Amazon can keep pooping out Alexa into 15 new products every year. Google will copy them because they don't actually know what a good product is but they're the internet company version of Samsung, a fast follower, so they'll do it because they're competitor focused and just in case it takes off.
None of that will change that this product category isn't going anywhere.
For the speakers like Alexa and Google Home, voice being the only input allows user to say whatever they want hence making the task space infinite. But the voice recognition and NLP is not in a place where it can recognize everything the user has said. This creates a less than stellar experience with the user having to repeat, rephrase or even worse abandon the task. I think this platform will blow up when NLP/AI is able to detect user intent with near perfect accuracy and is able to make the interaction with the user as fluid as with a well designed app. It doesn't hurt for Amazon to have a large installed base ready to use the platform if/when intent recognition becomes par.

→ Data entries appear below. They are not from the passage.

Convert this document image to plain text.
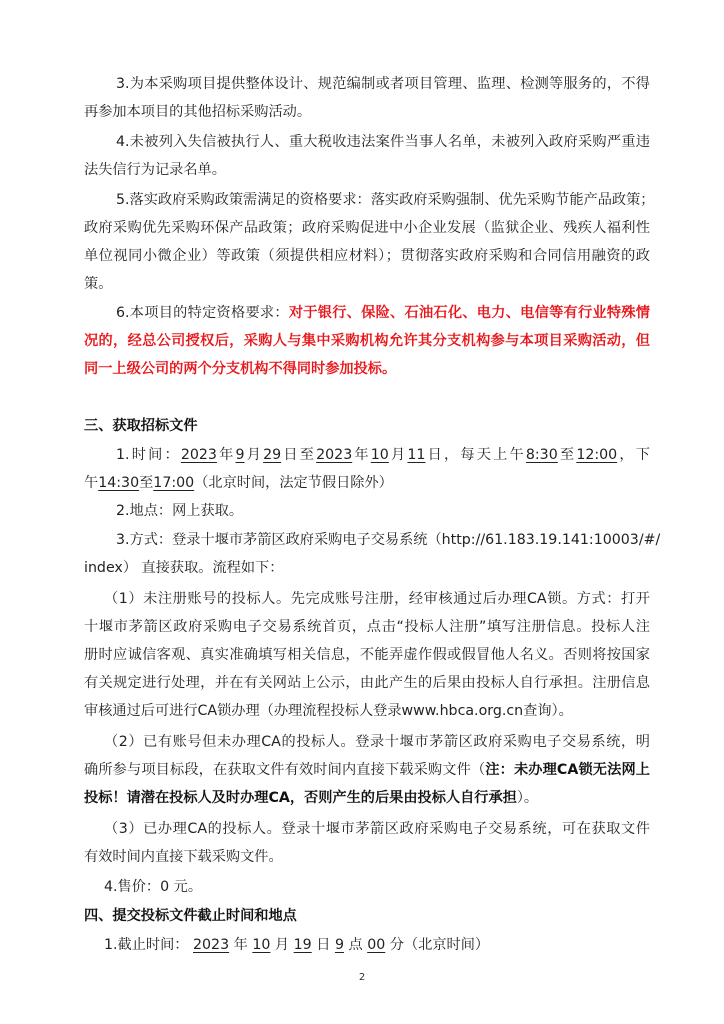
3.为本采购项目提供整体设计、规范编制或者项目管理、监理、检测等服务的，不得
再参加本项目的其他招标采购活动。
4.未被列入失信被执行人、重大税收违法案件当事人名单，未被列入政府采购严重违
法失信行为记录名单。
5.落实政府采购政策需满足的资格要求：落实政府采购强制、优先采购节能产品政策；
政府采购优先采购环保产品政策；政府采购促进中小企业发展（监狱企业、残疾人福利性
单位视同小微企业）等政策（须提供相应材料）；贯彻落实政府采购和合同信用融资的政
策。
6.本项目的特定资格要求：对于银行、保险、石油石化、电力、电信等有行业特殊情
况的，经总公司授权后，采购人与集中采购机构允许其分支机构参与本项目采购活动，但
同一上级公司的两个分支机构不得同时参加投标。
三、获取招标文件
1.时间：2023年9月29日至2023年10月11日，每天上午8:30至12:00，下
午14:30至17:00（北京时间，法定节假日除外）
2.地点：网上获取。
3.方式：登录十堰市茅箭区政府采购电子交易系统（http://61.183.19.141:10003/#/
index） 直接获取。流程如下：
（1）未注册账号的投标人。先完成账号注册，经审核通过后办理CA锁。方式：打开
十堰市茅箭区政府采购电子交易系统首页，点击“投标人注册”填写注册信息。投标人注
册时应诚信客观、真实准确填写相关信息，不能弄虚作假或假冒他人名义。否则将按国家
有关规定进行处理，并在有关网站上公示，由此产生的后果由投标人自行承担。注册信息
审核通过后可进行CA锁办理（办理流程投标人登录www.hbca.org.cn查询）。
（2）已有账号但未办理CA的投标人。登录十堰市茅箭区政府采购电子交易系统，明
确所参与项目标段，在获取文件有效时间内直接下载采购文件（注：未办理CA锁无法网上
投标！请潜在投标人及时办理CA，否则产生的后果由投标人自行承担）。
（3）已办理CA的投标人。登录十堰市茅箭区政府采购电子交易系统，可在获取文件
有效时间内直接下载采购文件。
4.售价：0 元。
四、提交投标文件截止时间和地点
1.截止时间： 2023 年 10 月 19 日 9 点 00 分（北京时间）
2
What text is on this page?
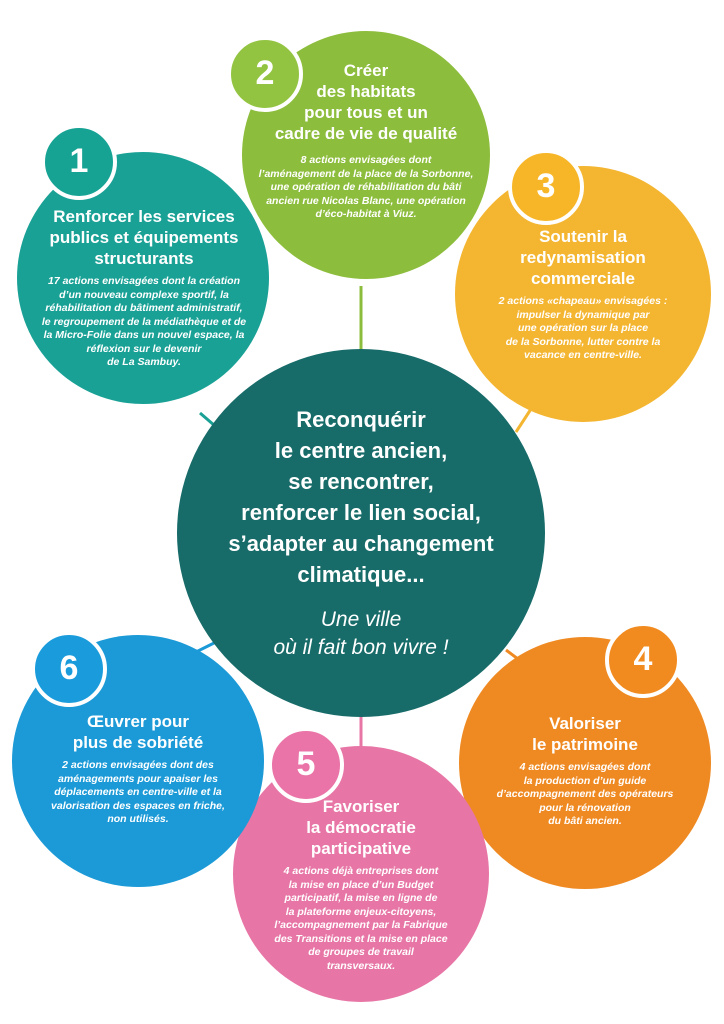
1
2
3
4
5
6
Renforcer les services
publics et équipements
structurants
17 actions envisagées dont la création
d’un nouveau complexe sportif, la
réhabilitation du bâtiment administratif,
le regroupement de la médiathèque et de
la Micro-Folie dans un nouvel espace, la
réflexion sur le devenir
de La Sambuy.
Créer
des habitats
pour tous et un
cadre de vie de qualité
8 actions envisagées dont
l’aménagement de la place de la Sorbonne,
une opération de réhabilitation du bâti
ancien rue Nicolas Blanc, une opération
d’éco-habitat à Viuz.
Soutenir la
redynamisation
commerciale
2 actions «chapeau» envisagées :
impulser la dynamique par
une opération sur la place
de la Sorbonne, lutter contre la
vacance en centre-ville.
Reconquérir
le centre ancien,
se rencontrer,
renforcer le lien social,
s’adapter au changement
climatique...
Une ville
où il fait bon vivre !
Œuvrer pour
plus de sobriété
2 actions envisagées dont des
aménagements pour apaiser les
déplacements en centre-ville et la
valorisation des espaces en friche,
non utilisés.
Valoriser
le patrimoine
4 actions envisagées dont
la production d’un guide
d’accompagnement des opérateurs
pour la rénovation
du bâti ancien.
Favoriser
la démocratie
participative
4 actions déjà entreprises dont
la mise en place d’un Budget
participatif, la mise en ligne de
la plateforme enjeux-citoyens,
l’accompagnement par la Fabrique
des Transitions et la mise en place
de groupes de travail
transversaux.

Of course it will never replace phone/desktop as there will be things which we cannot say over voice (secrets) and where it is not possible (loud places) or just not courteous behavior.
Not to mention: constant wondering whether the task can even be accomplished. When a voice assistant rejects your query, in many cases you can't be sure whether it's because it couldn't understand you, or because it can't possibly accept what you said as a valid input in the context it's in. In regular interfaces, visible constraints matter as much as affordances.

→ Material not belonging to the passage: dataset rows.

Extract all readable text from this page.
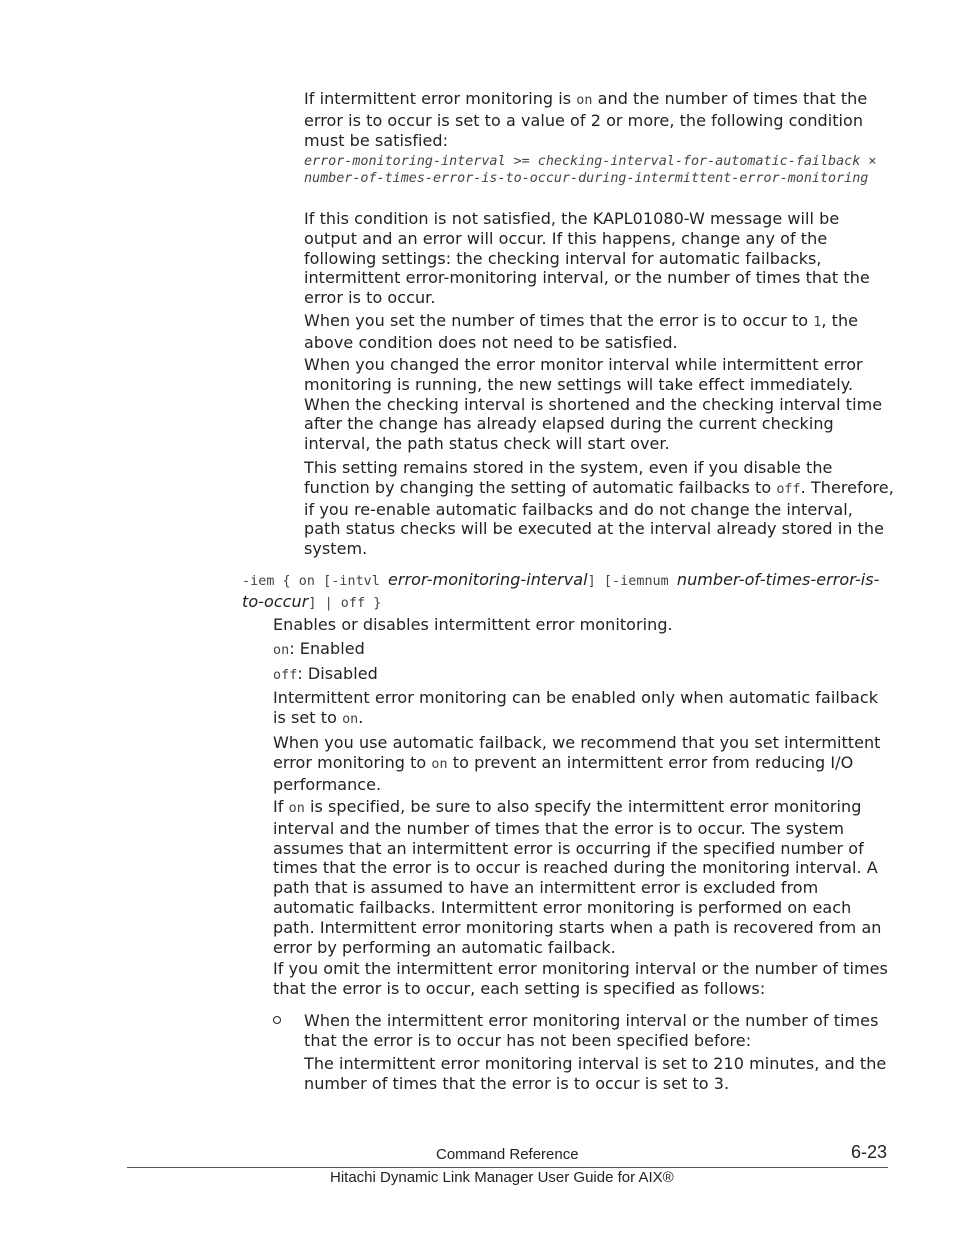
If intermittent error monitoring is on and the number of times that the error is to occur is set to a value of 2 or more, the following condition must be satisfied:

error-monitoring-interval >= checking-interval-for-automatic-failback × number-of-times-error-is-to-occur-during-intermittent-error-monitoring

If this condition is not satisfied, the KAPL01080-W message will be output and an error will occur. If this happens, change any of the following settings: the checking interval for automatic failbacks, intermittent error-monitoring interval, or the number of times that the error is to occur.

When you set the number of times that the error is to occur to 1, the above condition does not need to be satisfied.

When you changed the error monitor interval while intermittent error monitoring is running, the new settings will take effect immediately. When the checking interval is shortened and the checking interval time after the change has already elapsed during the current checking interval, the path status check will start over.

This setting remains stored in the system, even if you disable the function by changing the setting of automatic failbacks to off. Therefore, if you re-enable automatic failbacks and do not change the interval, path status checks will be executed at the interval already stored in the system.

-iem { on [-intvl error-monitoring-interval] [-iemnum number-of-times-error-is-to-occur] | off }

Enables or disables intermittent error monitoring.

on: Enabled

off: Disabled

Intermittent error monitoring can be enabled only when automatic failback is set to on.

When you use automatic failback, we recommend that you set intermittent error monitoring to on to prevent an intermittent error from reducing I/O performance.

If on is specified, be sure to also specify the intermittent error monitoring interval and the number of times that the error is to occur. The system assumes that an intermittent error is occurring if the specified number of times that the error is to occur is reached during the monitoring interval. A path that is assumed to have an intermittent error is excluded from automatic failbacks. Intermittent error monitoring is performed on each path. Intermittent error monitoring starts when a path is recovered from an error by performing an automatic failback.

If you omit the intermittent error monitoring interval or the number of times that the error is to occur, each setting is specified as follows:

When the intermittent error monitoring interval or the number of times that the error is to occur has not been specified before:

The intermittent error monitoring interval is set to 210 minutes, and the number of times that the error is to occur is set to 3.

Command Reference	6-23
Hitachi Dynamic Link Manager User Guide for AIX®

Even saying that, Alexa and competitors don't need to be computing platforms, they just need to be the interaction layer for day-to-day human-computer interaction. Even if Alexa were as technically simple as an IFFTT recipe with the "THIS" being "what the person says out loud", that's hugely valuable. It's very clear to me that if it's easier to do something with on device than without that device, and even easier to make a device do a thing without physically touching the device, that will ultimately be the way most people do the thing, provided they have access to the technology.
That is why Amazon is pumping out so many different Alexa form factors. I couldn't figure out who would want the Alexa ring. Then I met someone who hates ear buds and swears by his Swiss watch who was excited about a wearable he'd use. Amazon wants to be the dominant player, and is simply crossing form factors off of their (presumably) stack ranked by opportunity size list.

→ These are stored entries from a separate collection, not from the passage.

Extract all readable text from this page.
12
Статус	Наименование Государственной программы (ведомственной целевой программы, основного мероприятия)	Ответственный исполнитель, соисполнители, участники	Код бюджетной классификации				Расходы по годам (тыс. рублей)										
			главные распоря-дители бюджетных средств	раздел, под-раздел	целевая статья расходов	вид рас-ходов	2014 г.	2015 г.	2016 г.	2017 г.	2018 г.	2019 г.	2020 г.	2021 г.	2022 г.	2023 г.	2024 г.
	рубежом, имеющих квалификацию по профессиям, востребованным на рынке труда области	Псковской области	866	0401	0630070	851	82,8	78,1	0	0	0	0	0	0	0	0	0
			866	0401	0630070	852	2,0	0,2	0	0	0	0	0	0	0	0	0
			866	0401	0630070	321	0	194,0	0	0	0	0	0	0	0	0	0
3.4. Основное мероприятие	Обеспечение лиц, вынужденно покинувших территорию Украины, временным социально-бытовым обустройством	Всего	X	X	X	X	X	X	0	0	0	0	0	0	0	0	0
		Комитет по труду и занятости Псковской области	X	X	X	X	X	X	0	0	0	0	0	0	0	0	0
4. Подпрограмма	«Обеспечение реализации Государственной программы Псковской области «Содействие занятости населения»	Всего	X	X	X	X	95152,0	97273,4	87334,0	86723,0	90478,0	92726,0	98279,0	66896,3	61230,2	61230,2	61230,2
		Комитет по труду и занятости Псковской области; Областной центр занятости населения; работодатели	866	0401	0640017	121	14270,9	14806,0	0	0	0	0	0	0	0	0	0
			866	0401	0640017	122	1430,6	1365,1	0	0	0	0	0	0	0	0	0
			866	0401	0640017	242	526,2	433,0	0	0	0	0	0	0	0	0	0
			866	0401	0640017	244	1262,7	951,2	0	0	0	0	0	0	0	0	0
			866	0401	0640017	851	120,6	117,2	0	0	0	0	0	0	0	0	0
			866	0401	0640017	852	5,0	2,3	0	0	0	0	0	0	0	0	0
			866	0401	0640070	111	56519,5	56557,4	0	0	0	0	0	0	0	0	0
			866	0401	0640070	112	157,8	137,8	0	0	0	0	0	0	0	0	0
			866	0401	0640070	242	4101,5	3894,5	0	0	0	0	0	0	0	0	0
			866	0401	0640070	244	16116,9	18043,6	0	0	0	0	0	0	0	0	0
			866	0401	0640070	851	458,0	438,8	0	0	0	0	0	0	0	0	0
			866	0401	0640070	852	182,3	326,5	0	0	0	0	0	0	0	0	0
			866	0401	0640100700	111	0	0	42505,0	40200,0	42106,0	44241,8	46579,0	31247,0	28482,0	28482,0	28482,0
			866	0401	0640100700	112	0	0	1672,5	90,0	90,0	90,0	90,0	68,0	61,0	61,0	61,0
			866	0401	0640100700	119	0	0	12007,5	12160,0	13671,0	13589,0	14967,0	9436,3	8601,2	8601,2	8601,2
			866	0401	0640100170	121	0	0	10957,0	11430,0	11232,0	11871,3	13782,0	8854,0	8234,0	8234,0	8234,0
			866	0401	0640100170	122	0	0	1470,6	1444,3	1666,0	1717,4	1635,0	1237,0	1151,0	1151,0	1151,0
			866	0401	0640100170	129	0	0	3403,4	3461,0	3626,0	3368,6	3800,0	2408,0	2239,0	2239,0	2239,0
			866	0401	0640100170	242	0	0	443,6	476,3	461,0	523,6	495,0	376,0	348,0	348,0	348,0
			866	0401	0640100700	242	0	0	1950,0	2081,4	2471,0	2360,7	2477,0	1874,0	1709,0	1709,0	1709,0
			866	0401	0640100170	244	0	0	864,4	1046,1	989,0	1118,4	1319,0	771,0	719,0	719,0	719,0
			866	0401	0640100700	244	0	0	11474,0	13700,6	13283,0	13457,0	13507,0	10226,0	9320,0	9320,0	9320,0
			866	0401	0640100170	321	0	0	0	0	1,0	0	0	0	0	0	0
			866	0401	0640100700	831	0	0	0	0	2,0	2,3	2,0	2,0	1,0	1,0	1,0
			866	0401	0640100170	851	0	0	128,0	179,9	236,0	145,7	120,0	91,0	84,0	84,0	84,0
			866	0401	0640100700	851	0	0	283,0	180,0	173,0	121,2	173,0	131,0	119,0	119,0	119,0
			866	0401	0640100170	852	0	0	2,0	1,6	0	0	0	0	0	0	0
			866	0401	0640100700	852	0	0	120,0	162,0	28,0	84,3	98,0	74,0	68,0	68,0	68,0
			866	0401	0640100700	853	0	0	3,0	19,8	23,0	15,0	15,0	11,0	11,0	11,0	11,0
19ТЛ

[0] https://en.wikipedia.org/wiki/Uber#History
[1] https://pitchbook.com/news/articles/uber-by-the-numbers-a-ti...
From a technical perspective, there's no reason you couldn't have had a ride-hailing app on a Nokia Series 60 phone in 2006, or a Palm Treo 270 in 2002. All the necessary components were present in both of them. What was missing was a critical mass of users of those devices -- a user base large enough for third parties to justify building services on that scale for them.
Which could help explain why Amazon is pumping out Alexa devices in so many different form factors; they haven't cracked the nut yet on a single form factor that will attract that critical mass of users, but maybe if you can aggregate enough small user bases together they'll add up to a large enough one to attract third parties.
Is it Voice or Spacial Computing (AR/VR/xR)?
It's clearly voice, for many reasons. To cut the argument short, realize that language is what separates humans from other animals, and recognize that voice is the natural form of language, not writing. The advancement of AI requires major advancement in understanding human emotions, which are conveyed through subtleties in voice, and not picked up in text.
But it doesn't need to be either/or. Why not both Voice and xR?
Over time, voice and xR will converge, as voice interfaces get integrated into more consumer services, and xR gets more productive applications (right now it's all games and porn). But by then, Amazon will be well-positioned to get into the fun, but Facebook will not be taken seriously.
Unless Facebook can disrupt the global monetary system, pushing Libra by providing a discount for all purchases made within Oculus.
But can Facebook create innovative products that people want? This is still an open question. After all, Facebook's success comes from out-executing on the ideas of others.
I haven't used a Portal, but isn't it video-focused? And doesn't it integrate Alexa?
I'm sure Facebook is aggressively trying to build a competing voice interface, but it's far behind Google, Amazon, and Apple. It will be harder to out-execute Amazon than Snapchat. And Facebook will need to improve its branding to even have a chance.